El otro elemento sorprendente era el porqué. ¿Había algo más que la eliminación de unas plazas de aparcamiento y su sustitución por parcelas de veinte mil euros? No digo que no sea una jodienda, amén de una arbitrariedad, pero me cuesta ver que las protestas por eso se cuenten como el arranque de la revolución pendiente. “¡Burgos entero, orgullo del obrero!”, se coreaba en Gamonal tras el anuncio de la paralización temporal del proyecto. ¿El estallido social era eso?

Primavera burgalesa

Cosas veredes, una manifestación pacífica en Bilbao y brotes crecientes de kale borroka en Burgos. ¡En Burgos, desde donde el generalísimo acometió la inmortal reconquista de la España roja y atea! Su callejero aún conserva con orgullo los nombres de los héroes de aquella gesta. En sus tiendas de recuerdos, las reproducciones a escala de la catedral conviven en armonía con banderas del aguilucho en todas las tallas, llaveros de Paca la culona y José Antonio o cucharillas con el yugo y las flechas en bastos damasquinados. Y por supuesto, desde que se estableció la manía esta de echar papeletas en las urnas, un Partido Popular nutrido por incontables camisas viejas gana casi siempre sin bajarse del autobús; 52 por ciento en las últimas municipales. ¿Qué está pasando?

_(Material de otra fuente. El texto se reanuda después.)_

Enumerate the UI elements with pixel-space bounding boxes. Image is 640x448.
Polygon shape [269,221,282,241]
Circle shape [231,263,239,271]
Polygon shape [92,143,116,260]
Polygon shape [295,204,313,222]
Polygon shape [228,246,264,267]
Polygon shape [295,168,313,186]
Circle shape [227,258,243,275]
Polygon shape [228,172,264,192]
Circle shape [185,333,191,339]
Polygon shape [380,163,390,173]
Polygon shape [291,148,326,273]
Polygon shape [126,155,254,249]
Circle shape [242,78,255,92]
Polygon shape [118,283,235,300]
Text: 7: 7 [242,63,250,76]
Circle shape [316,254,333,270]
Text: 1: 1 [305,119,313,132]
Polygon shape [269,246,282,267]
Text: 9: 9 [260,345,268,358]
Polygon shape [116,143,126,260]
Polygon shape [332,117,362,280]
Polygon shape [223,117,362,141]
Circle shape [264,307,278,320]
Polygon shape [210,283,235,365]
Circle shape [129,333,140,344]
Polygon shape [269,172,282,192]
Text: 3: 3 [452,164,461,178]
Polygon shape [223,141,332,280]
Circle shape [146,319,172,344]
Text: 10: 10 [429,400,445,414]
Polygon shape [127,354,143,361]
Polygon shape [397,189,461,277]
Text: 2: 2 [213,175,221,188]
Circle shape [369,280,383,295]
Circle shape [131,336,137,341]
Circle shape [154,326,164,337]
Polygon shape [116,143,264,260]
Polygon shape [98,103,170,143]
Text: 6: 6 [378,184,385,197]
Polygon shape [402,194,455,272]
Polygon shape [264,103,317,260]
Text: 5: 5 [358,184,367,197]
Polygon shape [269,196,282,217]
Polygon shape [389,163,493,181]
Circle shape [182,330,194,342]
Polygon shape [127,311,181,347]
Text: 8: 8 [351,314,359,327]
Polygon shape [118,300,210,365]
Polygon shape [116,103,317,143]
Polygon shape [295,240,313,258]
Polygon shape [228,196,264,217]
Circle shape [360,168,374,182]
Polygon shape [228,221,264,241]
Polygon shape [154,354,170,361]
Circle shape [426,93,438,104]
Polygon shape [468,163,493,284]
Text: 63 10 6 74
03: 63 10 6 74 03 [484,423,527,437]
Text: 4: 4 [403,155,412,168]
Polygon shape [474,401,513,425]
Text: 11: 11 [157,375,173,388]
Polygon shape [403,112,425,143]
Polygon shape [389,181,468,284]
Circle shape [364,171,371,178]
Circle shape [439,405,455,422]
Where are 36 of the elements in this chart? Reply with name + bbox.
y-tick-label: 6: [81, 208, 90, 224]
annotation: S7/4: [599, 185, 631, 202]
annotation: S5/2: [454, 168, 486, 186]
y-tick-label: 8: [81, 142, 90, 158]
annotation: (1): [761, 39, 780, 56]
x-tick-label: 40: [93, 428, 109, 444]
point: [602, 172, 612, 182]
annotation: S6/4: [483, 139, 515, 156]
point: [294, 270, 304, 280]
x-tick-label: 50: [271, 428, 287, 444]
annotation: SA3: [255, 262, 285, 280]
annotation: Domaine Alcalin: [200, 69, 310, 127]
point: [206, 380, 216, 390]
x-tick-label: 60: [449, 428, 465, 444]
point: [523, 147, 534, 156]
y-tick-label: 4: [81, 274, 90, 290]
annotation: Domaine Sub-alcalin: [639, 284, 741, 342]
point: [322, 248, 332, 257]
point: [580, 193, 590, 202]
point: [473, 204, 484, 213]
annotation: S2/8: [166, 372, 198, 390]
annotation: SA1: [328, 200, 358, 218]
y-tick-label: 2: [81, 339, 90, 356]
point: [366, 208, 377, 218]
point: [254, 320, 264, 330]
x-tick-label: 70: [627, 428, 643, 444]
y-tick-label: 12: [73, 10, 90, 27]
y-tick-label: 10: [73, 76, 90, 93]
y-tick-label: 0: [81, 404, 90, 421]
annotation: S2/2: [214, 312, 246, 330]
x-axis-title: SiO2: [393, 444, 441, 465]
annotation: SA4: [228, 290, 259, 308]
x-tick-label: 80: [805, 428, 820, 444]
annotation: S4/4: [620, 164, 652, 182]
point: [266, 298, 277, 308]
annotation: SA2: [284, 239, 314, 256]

Algo me dice que va a ser tarde para enterarnos. A diestra y siniestra, la propaganda ha tomado el mando del relato. Vandalismo organizado e importado, claman los defensores del orden, que lo son también de los pingües beneficios que parece haber en juego. Es el pueblo oprimido que se levanta contra la tiranía, atruenan, ebrios de trempantina, los oteadores de revoluciones en marcha. Los primeros piden mano dura y tentetieso en nombre del respeto a la legalidad y, ay que me descogorcio, la pacífica convivencia. Los segundos, mayormente atrincherados desde el teclado del móvil, la tableta o el ordenador de sobremesa, arengan a las masas a mantener vivas las hogueras y a no dejar piedra sobre piedra. Si sacamos la media, el resultado es que las recetas se resumen en violencia frente a violencia, con el correspondiente anexo justificatorio en cada caso.

Y en estas, el alcalde que juraba que no se doblegaría por la turbamulta anuncia que paraliza las obras de la discordia y llama a parlamentar. ¿Triunfo de la primavera burgalesa o triquiñuela para esperar a que se vayan las cámaras y volver a meter las máquinas? Apostemos.